Хотя в сентябре никто уже не купается возле мельницы господина Лапейра – вода там холодна как лед, – но в этот день было так тепло, что я на всякий случай захватил с собой купальный костюм. Без сомнения, меня не покидала мысль о возможности покончить все разом в этот день: ведь я, наверное, буду там один. Меня страшил конец Анны Карениной, но не конец Офелии – скорее всего я втайне знал, что инстинктивно начну делать движения, которые не дадут мне утонуть. У меня мелькали какие-то неясные мысли о возможности несчастного случая. Я представлял себе горе матери, горе Мари. Будут говорить то, что говорят в таких случаях: предполагать судорогу, кровоизлияние. Свидетелей не будет.

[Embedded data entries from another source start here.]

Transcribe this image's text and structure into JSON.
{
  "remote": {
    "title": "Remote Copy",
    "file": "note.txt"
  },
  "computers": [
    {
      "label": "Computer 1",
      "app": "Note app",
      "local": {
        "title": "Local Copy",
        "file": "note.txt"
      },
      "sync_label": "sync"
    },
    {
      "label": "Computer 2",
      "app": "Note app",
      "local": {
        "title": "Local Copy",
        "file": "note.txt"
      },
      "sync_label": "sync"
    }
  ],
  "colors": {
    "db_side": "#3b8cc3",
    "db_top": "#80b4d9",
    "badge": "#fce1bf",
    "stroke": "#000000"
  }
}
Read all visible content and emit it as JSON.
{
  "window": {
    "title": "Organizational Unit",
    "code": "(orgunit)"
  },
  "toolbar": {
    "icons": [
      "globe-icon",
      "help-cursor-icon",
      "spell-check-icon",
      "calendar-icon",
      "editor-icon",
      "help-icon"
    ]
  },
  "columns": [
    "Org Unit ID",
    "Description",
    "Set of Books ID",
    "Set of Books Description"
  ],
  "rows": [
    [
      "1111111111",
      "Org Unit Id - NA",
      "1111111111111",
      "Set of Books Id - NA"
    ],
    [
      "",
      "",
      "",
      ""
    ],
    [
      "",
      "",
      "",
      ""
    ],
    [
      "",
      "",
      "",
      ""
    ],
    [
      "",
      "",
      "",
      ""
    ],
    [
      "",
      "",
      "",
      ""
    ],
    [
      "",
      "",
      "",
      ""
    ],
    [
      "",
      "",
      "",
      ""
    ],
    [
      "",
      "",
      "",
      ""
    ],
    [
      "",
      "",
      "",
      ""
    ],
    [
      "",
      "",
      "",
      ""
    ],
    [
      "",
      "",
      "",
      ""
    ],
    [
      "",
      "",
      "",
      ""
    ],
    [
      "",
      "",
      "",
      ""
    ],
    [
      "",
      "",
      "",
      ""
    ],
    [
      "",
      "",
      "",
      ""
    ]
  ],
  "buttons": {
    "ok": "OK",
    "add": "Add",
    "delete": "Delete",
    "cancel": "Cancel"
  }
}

Спускаясь по песчаной дороге к мельнице, я с досадой увидел, что в пруду плещется какой-то одинокий купальщик. Вода слишком холодна, долго он там не пробудет. Я решил подождать, пока он освободит мне место, и скользнул в гущу папоротника, откуда мог наблюдать за ним, сам оставаясь незамеченным. Есть особое удовольствие – обычно в нем не признаются, но я признаюсь – смотреть на того, кто нас не видит, даже не знает, что мы здесь, и думает, что он один. Поистине удовольствие, доступное только богу. Очень скоро я заметил, что мой купальщик был купальщицей – правда, такой тоненькой и длинноногой, что легко было ошибиться. Но, пожалуй, уже не маленькой девочкой. У девочек не поймешь – девочки никогда не бывают детьми, детство им заказано. Эта, очевидно, была еще девчушкой, она купалась в мальчишечьем купальнике. Девица из местечка никогда бы себе этого не позволила. Она вышла из воды, уселась на берегу на солнышке, чтобы обсохнуть, огляделась вокруг. Был полдень – тишина и безлюдье. Она проворно спустила бретельки купальника, невинно обнажив худенькие плечики и едва наметившуюся грудь. То, что я почувствовал, совсем не похоже на то, что может подумать Донзак, – не сладострастие фавна. Нет, маленькие девочки еще не вызывают у меня дурных мыслей. Мне показалось, будто кулак, сжимавший мое горло, внезапно разжался (если бы я только знал!), будто кто-то убрал ладони, закрывавшие мои незрячие глаза, и я вдруг прозрел. Уже одно это создание было чудом, а в мире таких миллионы – в том мире, которого я не знал и в который, впрочем, ничто и никто не заставит меня вступить, если я предпочту сидеть в своей комнате, где одни только книги и нет ни одного человека.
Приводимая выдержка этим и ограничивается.